The normalize reducer concatenates the strings, converts it to lowercase, replaces spaces with underscores and strips other non-alphanumeric characters:

>>> spec = {
...     "items": [
...         {
...             "foreach": '//div[@class="info"]',
...             "key": {
...                 "path": "./h3/text()",
...                 "reduce": "normalize"
...             },
...             "value": {
...                 "path": "./p/text()",
...                 "reduce": "first"
...             }
...         }
...     ]
... }
>>> scrape(document, spec)
{'language': 'English', 'runtime': '144 minutes'}

You could also give a string instead of a path and reducer for the key. In this case, the elements would still be traversed; only the last one would set the final value for the item. This could be OK if you are sure that there is only one element that matches the foreach path of the key.

Sections

The specification also provides the ability to define sections within the document. An element can be selected as the root of a section such that the XPath queries in that section will be relative to that root. This can be used to make XPath expressions shorter and also constrain the search in the tree.
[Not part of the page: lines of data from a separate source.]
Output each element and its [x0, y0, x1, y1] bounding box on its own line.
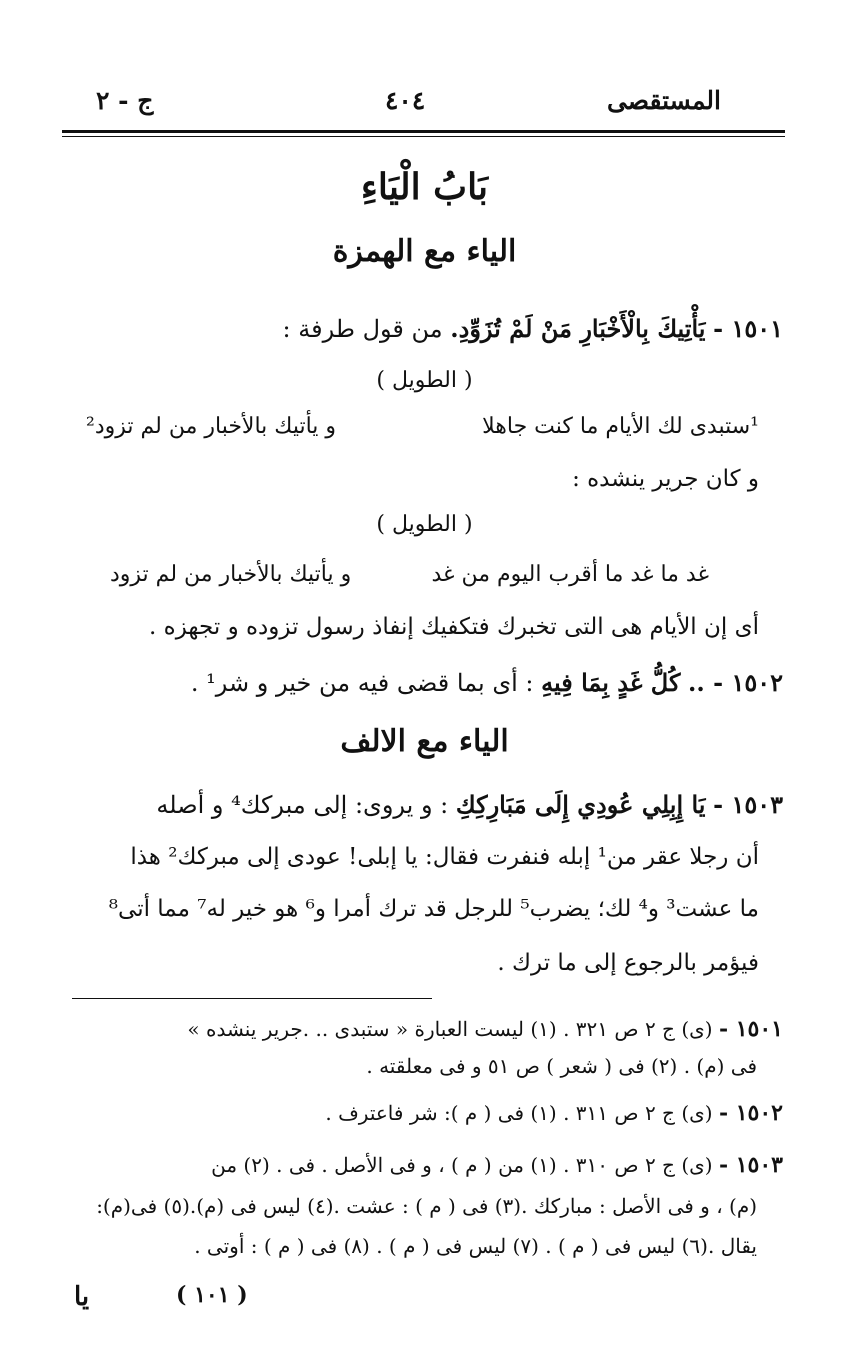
entry-1501-explanation: أى إن الأيام هى التى تخبرك فتكفيك إنفاذ رسول تزوده و تجهزه .	[149, 614, 759, 640]
proverb-text: كُلُّ غَدٍ بِمَا فِيهِ	[541, 668, 681, 697]
footnote-line	[211, 1152, 783, 1178]
catchword: يا	[74, 1282, 90, 1312]
header-rule-thick	[62, 130, 785, 133]
entry-number: ١٥٠٣ -	[713, 790, 783, 819]
header-rule-thin	[62, 136, 785, 137]
proverb-text: يَا إِبِلِي عُودِي إِلَى مَبَارِكِكِ	[455, 790, 706, 819]
entry-1502-line	[191, 668, 783, 697]
verse-1-first-hemistich: ¹ستبدى لك الأيام ما كنت جاهلا	[482, 414, 759, 439]
entry-1503-text-line: ما عشت³ و⁴ لك؛ يضرب⁵ للرجل قد ترك أمرا و⁶ هو خير له⁷ مما أتى⁸	[108, 896, 759, 922]
footnote-number: ١٥٠٢ -	[718, 1100, 783, 1126]
verse-2-first-hemistich: غد ما غد ما أقرب اليوم من غد	[431, 562, 709, 587]
header-volume: ج - ٢	[96, 86, 154, 115]
header-book-title: المستقصى	[606, 86, 721, 115]
header-page-number: ٤٠٤	[385, 86, 426, 115]
footnote-number: ١٥٠٣ -	[718, 1152, 783, 1178]
footnote-separator	[72, 998, 432, 999]
entry-gloss: : أى بما قضى فيه من خير و شر¹ .	[190, 669, 534, 697]
footnote-line: (م) ، و فى الأصل : مباركك .(٣) فى ( م ) : عشت .(٤) ليس فى (م).(٥) فى(م):	[96, 1194, 757, 1218]
footnote-text: (ى) ج ٢ ص ٣٢١ . (١) ليست العبارة « ستبدى .. .جرير ينشده »	[187, 1017, 713, 1041]
entry-1503-text-line: فيؤمر بالرجوع إلى ما ترك .	[497, 950, 759, 976]
section-title-alif: الياء مع الالف	[340, 724, 509, 759]
proverb-text: يَأْتِيكَ بِالْأَخْبَارِ مَنْ لَمْ تُزَوِّدِ.	[450, 314, 706, 343]
entry-1503-line	[156, 790, 783, 819]
entry-1503-text-line: أن رجلا عقر من¹ إبله فنفرت فقال: يا إبلى! عودى إلى مبركك² هذا	[130, 844, 759, 870]
footnote-text: (ى) ج ٢ ص ٣١١ . (١) فى ( م ): شر فاعترف .	[325, 1101, 713, 1125]
meter-label: ( الطويل )	[376, 512, 473, 537]
footnote-line	[325, 1100, 783, 1126]
verse-intro: و كان جرير ينشده :	[572, 466, 759, 492]
entry-1501-line	[283, 314, 783, 343]
footnote-number: ١٥٠١ -	[718, 1016, 783, 1042]
section-title-hamza: الياء مع الهمزة	[332, 234, 517, 269]
footnote-line: فى (م) . (٢) فى ( شعر ) ص ٥١ و فى معلقته .	[366, 1054, 757, 1078]
verse-1-second-hemistich: و يأتيك بالأخبار من لم تزود²	[86, 414, 337, 439]
footnote-line: يقال .(٦) ليس فى ( م ) . (٧) ليس فى ( م ) . (٨) فى ( م ) : أوتى .	[194, 1234, 757, 1258]
entry-source: من قول طرفة :	[282, 315, 443, 343]
verse-2-second-hemistich: و يأتيك بالأخبار من لم تزود	[110, 562, 352, 587]
meter-label: ( الطويل )	[376, 368, 473, 393]
chapter-title: بَابُ الْيَاءِ	[360, 166, 489, 208]
footnote-text: (ى) ج ٢ ص ٣١٠ . (١) من ( م ) ، و فى الأصل . فى . (٢) من	[211, 1153, 713, 1177]
entry-number: ١٥٠١ -	[713, 314, 783, 343]
entry-gloss: : و يروى: إلى مبركك⁴ و أصله	[156, 791, 449, 819]
footnote-line	[187, 1016, 783, 1042]
signature-mark: ( ١٠١ )	[176, 1282, 248, 1308]
entry-number: ١٥٠٢ - ..	[688, 668, 783, 697]
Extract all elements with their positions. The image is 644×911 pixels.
For example, the “director” example above can also be written using sections:

>>> spec = {
...     "section": '//div[@class="director"]//a',
...     "items": [
...         {
...             "key": "director",
...             "value": {
...                 "items": [
...                     {
...                         "key": "name",
...                         "value": {
...                             "path": "./text()",
...                             "reduce": "first"
...                         }
...                     },
...                     {
...                         "key": "link",
...                         "value": {
...                             "path": "./@href",
...                             "reduce": "first"
...                         }
...                     }
...                 ]
...             }
...         }
...     ]
... }
>>> scrape(document, spec)
{'director': {'link': '/people/1', 'name': 'Stanley Kubrick'}}
[1]Note that the example document is already in XML format.
[2]This means that the query has to end with either text() or some attribute value as in @attr. And the reducing function should be implemented so that it takes a list of strings and returns a string.
[3]This implies that the foreach query should not end in text() or @attr.